DACA's predecessor, the Dream Act (which failed to pass in the Senate) was legislation that attempted to provide amnesty to the thousands of children brought illegally into the U.S. by their parents. In 2015, it was estimated that more than 65,000 undocumented students graduate from U.S. high schools every year.

When Trump made the repeal of DACA a centerpiece of his agenda, the blowback was loud and swift. In November 2016, more than 600 university and college presidents across the country signed off on a letter calling for DACA's preservation. Four days ago, hundreds of the top CEO's and business leaders in the country, including Warren Buffet and Facebook's Mark Zuckerberg issued a similar letter to the White House and Congress.

More than 800,000 undocumented workers are benefitting from DACA, meaning that a dismantling would likely wreak havoc on the U.S. and global economy. Even Speaker Paul Ryan and other Republican members of Congress oppose the repeal. Roughly 10,000 undocumented immigrants matriculate from U.S. universities each year. It is estimated that close to 2.1 million people may be currently eligible for DACA.

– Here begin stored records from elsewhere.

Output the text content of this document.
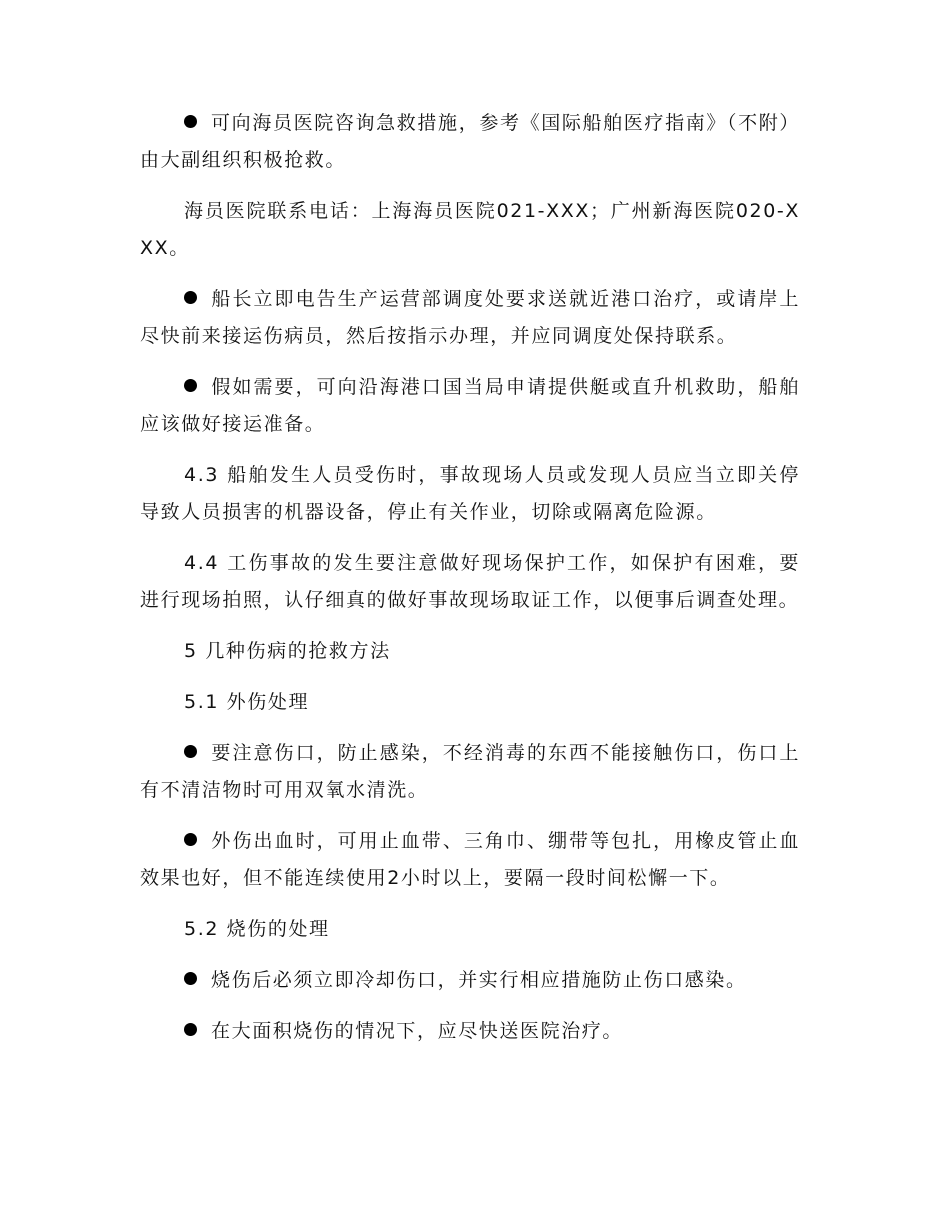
可向海员医院咨询急救措施，参考《国际船舶医疗指南》（不附）由大副组织积极抢救。

海员医院联系电话：上海海员医院021-XXX；广州新海医院020-XXX。

船长立即电告生产运营部调度处要求送就近港口治疗，或请岸上尽快前来接运伤病员，然后按指示办理，并应同调度处保持联系。

假如需要，可向沿海港口国当局申请提供艇或直升机救助，船舶应该做好接运准备。

4.3 船舶发生人员受伤时，事故现场人员或发现人员应当立即关停导致人员损害的机器设备，停止有关作业，切除或隔离危险源。

4.4 工伤事故的发生要注意做好现场保护工作，如保护有困难，要进行现场拍照，认仔细真的做好事故现场取证工作，以便事后调查处理。

5 几种伤病的抢救方法

5.1 外伤处理

要注意伤口，防止感染，不经消毒的东西不能接触伤口，伤口上有不清洁物时可用双氧水清洗。

外伤出血时，可用止血带、三角巾、绷带等包扎，用橡皮管止血效果也好，但不能连续使用2小时以上，要隔一段时间松懈一下。

5.2 烧伤的处理

烧伤后必须立即冷却伤口，并实行相应措施防止伤口感染。

在大面积烧伤的情况下，应尽快送医院治疗。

Many opponents of DACA, including Attorney General Jeff Sessions, believe the program is an illegal overreach; some even claim it is being used as an unlawful pathway to buy generic xanax permanent residency. Politics aside, its elimination would have palpable effects on the economy and educational institutions of America.

The White House is delaying the repeal of DACA for six months, during which time Congress-if they so choose-have the power to block the elimination of the program.